After Kamala Harris' pointed criticism of Joe Biden in Thursday night's debate, there were more tweets about her than any other Democratic presidential candidate and those tweets generated more interactions, according to data provided to Axios by Sprout Social.
Why it matters: “That demonstrates interest, and not just interest among social media users," Democratic strategist Ian Russell tells Axios. "The same things that drove the engagement on social media also will lead to at least a modest uptick in polling for those candidates.”
What's going on: Tweets mentioning Harris' Twitter handle generated 23% more interactions — including likes, comments and retweets— than those about Mayor Pete Buttigieg, the next closest Democrat.
Despite being put on the defensive about South Bend's police shooting, Buttigieg generated the second-most interactions and had the most interactions per tweet about him.

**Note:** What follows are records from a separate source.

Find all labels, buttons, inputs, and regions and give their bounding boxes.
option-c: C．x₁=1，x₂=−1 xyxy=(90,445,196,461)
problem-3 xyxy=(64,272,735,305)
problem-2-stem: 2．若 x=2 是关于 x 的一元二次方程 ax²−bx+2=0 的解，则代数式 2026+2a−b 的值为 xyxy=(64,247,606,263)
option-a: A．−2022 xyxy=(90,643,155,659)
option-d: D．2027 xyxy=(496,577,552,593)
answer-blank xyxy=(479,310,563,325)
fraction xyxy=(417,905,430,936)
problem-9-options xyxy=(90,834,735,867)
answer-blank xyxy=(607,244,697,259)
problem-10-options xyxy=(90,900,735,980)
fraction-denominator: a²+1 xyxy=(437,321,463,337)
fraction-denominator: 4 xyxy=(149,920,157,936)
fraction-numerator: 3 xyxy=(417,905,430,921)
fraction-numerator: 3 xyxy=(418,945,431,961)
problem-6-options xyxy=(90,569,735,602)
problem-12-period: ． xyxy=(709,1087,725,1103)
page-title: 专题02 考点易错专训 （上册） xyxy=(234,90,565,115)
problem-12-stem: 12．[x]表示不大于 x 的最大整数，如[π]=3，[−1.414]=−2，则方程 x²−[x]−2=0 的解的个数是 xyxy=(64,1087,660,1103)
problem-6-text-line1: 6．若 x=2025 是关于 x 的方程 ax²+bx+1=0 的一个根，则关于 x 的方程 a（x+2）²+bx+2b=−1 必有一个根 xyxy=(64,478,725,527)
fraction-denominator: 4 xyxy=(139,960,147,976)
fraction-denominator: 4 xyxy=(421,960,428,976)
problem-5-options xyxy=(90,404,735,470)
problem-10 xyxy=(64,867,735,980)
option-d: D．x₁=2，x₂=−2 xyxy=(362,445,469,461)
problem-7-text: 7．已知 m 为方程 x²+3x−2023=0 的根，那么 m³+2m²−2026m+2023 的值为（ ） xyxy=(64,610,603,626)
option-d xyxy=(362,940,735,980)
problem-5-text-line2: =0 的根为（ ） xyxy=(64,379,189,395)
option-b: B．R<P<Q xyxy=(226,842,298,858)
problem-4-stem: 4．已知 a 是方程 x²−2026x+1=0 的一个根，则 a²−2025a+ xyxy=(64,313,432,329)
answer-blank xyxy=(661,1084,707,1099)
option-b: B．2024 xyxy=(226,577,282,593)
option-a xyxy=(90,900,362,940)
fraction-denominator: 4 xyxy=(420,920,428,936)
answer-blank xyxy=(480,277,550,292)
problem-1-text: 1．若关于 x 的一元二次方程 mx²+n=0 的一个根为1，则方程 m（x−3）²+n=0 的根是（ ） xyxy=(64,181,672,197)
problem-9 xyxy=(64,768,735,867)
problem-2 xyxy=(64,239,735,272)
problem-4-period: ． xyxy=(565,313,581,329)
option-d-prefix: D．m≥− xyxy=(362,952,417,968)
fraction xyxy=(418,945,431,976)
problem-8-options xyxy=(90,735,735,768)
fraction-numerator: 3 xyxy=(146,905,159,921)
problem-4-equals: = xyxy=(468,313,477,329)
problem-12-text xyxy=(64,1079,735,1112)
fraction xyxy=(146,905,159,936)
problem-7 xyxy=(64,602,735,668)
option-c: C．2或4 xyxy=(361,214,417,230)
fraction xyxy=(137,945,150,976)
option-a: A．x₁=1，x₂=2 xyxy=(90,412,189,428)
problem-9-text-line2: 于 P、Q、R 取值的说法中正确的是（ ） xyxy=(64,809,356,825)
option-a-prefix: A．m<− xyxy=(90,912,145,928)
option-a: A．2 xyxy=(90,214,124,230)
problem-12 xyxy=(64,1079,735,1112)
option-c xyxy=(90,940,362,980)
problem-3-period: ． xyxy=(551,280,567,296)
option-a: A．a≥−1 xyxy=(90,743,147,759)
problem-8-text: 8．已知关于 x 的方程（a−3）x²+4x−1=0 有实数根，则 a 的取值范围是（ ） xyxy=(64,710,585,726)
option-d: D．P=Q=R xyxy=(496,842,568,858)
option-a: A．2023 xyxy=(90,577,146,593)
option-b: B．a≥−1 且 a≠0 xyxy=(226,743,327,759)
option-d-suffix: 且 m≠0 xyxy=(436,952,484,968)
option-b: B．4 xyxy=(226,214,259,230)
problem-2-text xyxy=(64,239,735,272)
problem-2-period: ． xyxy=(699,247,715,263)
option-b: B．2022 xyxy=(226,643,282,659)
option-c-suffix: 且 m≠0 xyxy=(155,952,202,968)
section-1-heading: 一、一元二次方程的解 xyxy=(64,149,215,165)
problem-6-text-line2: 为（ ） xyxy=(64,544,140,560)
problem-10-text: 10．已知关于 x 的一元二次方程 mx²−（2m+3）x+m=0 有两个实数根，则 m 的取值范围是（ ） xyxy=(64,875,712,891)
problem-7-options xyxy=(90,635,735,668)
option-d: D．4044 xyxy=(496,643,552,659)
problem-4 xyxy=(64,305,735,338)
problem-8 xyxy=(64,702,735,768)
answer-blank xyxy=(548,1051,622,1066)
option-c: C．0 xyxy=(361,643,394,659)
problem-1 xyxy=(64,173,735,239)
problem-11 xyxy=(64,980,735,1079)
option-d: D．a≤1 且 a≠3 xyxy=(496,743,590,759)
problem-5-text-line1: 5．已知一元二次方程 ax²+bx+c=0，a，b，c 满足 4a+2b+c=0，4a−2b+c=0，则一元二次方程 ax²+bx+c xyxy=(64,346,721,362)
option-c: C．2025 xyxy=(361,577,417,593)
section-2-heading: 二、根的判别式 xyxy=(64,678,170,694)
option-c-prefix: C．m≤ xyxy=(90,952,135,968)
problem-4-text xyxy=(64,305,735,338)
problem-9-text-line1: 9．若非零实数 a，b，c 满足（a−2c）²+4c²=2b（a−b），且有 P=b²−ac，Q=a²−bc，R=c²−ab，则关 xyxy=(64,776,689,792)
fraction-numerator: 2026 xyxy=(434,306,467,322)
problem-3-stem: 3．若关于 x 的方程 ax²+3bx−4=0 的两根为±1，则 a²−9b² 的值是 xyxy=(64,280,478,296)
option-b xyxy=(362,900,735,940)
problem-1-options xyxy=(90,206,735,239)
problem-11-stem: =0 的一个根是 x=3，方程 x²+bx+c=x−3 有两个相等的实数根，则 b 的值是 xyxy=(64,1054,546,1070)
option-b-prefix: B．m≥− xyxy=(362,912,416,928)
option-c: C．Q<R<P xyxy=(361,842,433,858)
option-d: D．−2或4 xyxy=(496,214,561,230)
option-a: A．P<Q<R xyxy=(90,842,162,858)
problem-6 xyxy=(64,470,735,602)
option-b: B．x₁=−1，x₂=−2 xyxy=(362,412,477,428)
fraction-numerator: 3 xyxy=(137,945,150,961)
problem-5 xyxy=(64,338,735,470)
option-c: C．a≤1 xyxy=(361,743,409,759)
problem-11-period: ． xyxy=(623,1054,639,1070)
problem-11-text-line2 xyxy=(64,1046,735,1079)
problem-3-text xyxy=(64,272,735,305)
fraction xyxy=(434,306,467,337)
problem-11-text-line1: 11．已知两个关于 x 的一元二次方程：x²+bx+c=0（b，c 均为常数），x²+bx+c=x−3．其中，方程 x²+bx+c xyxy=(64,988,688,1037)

- The other winner: Julián Castro generated the highest totals in relation to his place in the polls — 11th, per Real Clear Politics.
- The loser: Biden's 5th place in interactions was the worst compared to his polling position (1st).
Demographic breakdown, per Sprout Social:
Highest proportion of interactions by men:
- Andrew Yang — 71%
- Tulsi Gabbard — 62%
Highest proportion of interactions by women:
- Amy Klobuchar — 56%
- Julián Castro — 55%
Highest proportion among age 18-24:
- Andrew Yang — 43%
- John Hickenlooper — 40%
Highest proportion among age 55+:
- Tim Ryan — 39%
- Amy Klobuchar — 34%
What's next: We'll see how much movement in the polls comes out of this debate. It will be telling for how much we can rely on post-debate buzz to be a barometer for impact on public opinion.
The bottom line: "A candidate who’s getting buzz and getting engagement online is likely to see a bump in fundraising and a bump in polling," Russell says.
Note: These figures do not account for bot activity.